Thanks for the reply - any chance that you might recall the URL for the automated option? I cannot find one.


----------



## KENL (Dec 16, 2008)

hirschma said:


> Thanks for the reply - any chance that you might recall the URL for the automated option? I cannot find one.


I signed into my Verizon account, did a search for "cablecard". Ended up at this url: CableCARDs | Verizon TV Support 
Hope this helps.


----------



## hirschma (Oct 17, 2002)

KENL said:


> I signed into my Verizon account, did a search for "cablecard". Ended up at this url: CableCARDs | Verizon TV Support
> Hope this helps.


Many thanks for that.

Question: did you have to provide (or still have) your activation code?


----------



## KENL (Dec 16, 2008)

hirschma said:


> Many thanks for that.
> 
> Question: did you have to provide (or still have) your activation code?
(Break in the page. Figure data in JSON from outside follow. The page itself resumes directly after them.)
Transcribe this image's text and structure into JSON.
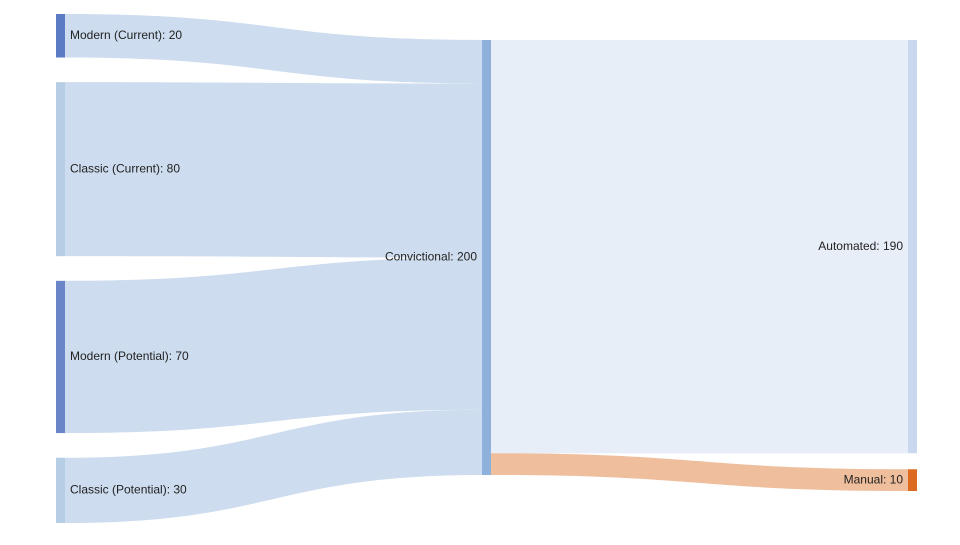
{
  "chart_data": {
    "type": "sankey",
    "title": "",
    "units": "",
    "nodes": [
      {
        "id": "modern_current",
        "label": "Modern (Current): 20",
        "value": 20,
        "column": 0,
        "color": "#5b7cc4"
      },
      {
        "id": "classic_current",
        "label": "Classic (Current): 80",
        "value": 80,
        "column": 0,
        "color": "#b6cde6"
      },
      {
        "id": "modern_potential",
        "label": "Modern (Potential): 70",
        "value": 70,
        "column": 0,
        "color": "#6a86c9"
      },
      {
        "id": "classic_potential",
        "label": "Classic (Potential): 30",
        "value": 30,
        "column": 0,
        "color": "#b6cde6"
      },
      {
        "id": "convictional",
        "label": "Convictional: 200",
        "value": 200,
        "column": 1,
        "color": "#8eb1dc"
      },
      {
        "id": "automated",
        "label": "Automated: 190",
        "value": 190,
        "column": 2,
        "color": "#c9d8ee"
      },
      {
        "id": "manual",
        "label": "Manual: 10",
        "value": 10,
        "column": 2,
        "color": "#dd6b1f"
      }
    ],
    "links": [
      {
        "source": "modern_current",
        "target": "convictional",
        "value": 20,
        "color": "#cddcee"
      },
      {
        "source": "classic_current",
        "target": "convictional",
        "value": 80,
        "color": "#cddcee"
      },
      {
        "source": "modern_potential",
        "target": "convictional",
        "value": 70,
        "color": "#cddcee"
      },
      {
        "source": "classic_potential",
        "target": "convictional",
        "value": 30,
        "color": "#cddcee"
      },
      {
        "source": "convictional",
        "target": "automated",
        "value": 190,
        "color": "#e8eef8"
      },
      {
        "source": "convictional",
        "target": "manual",
        "value": 10,
        "color": "#efbe9d"
      }
    ]
  }
}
Sorry, I did it 6 months ago, don't remember using activation code.


----------



## Stuart Miller (Feb 25, 2017)

I just switched from my old Roamio to a new Edge. I did the Verizon Fios self install activation (www.verizon.com/fiostv/selfinstall). I had to provide the activation code first issued with the cable card (from 2014). Later that evening, I kept getting the cableCARD synch onscreen msg ("In order to start cable service for this device, please contact your cable provider 1-888-897-7499". I had to provide them with CableCARD ID, HOST ID and Data ID. The tech on the line entered the info on their end and then it was all set. Tip - call evenings or later at night and almost no wait.


----------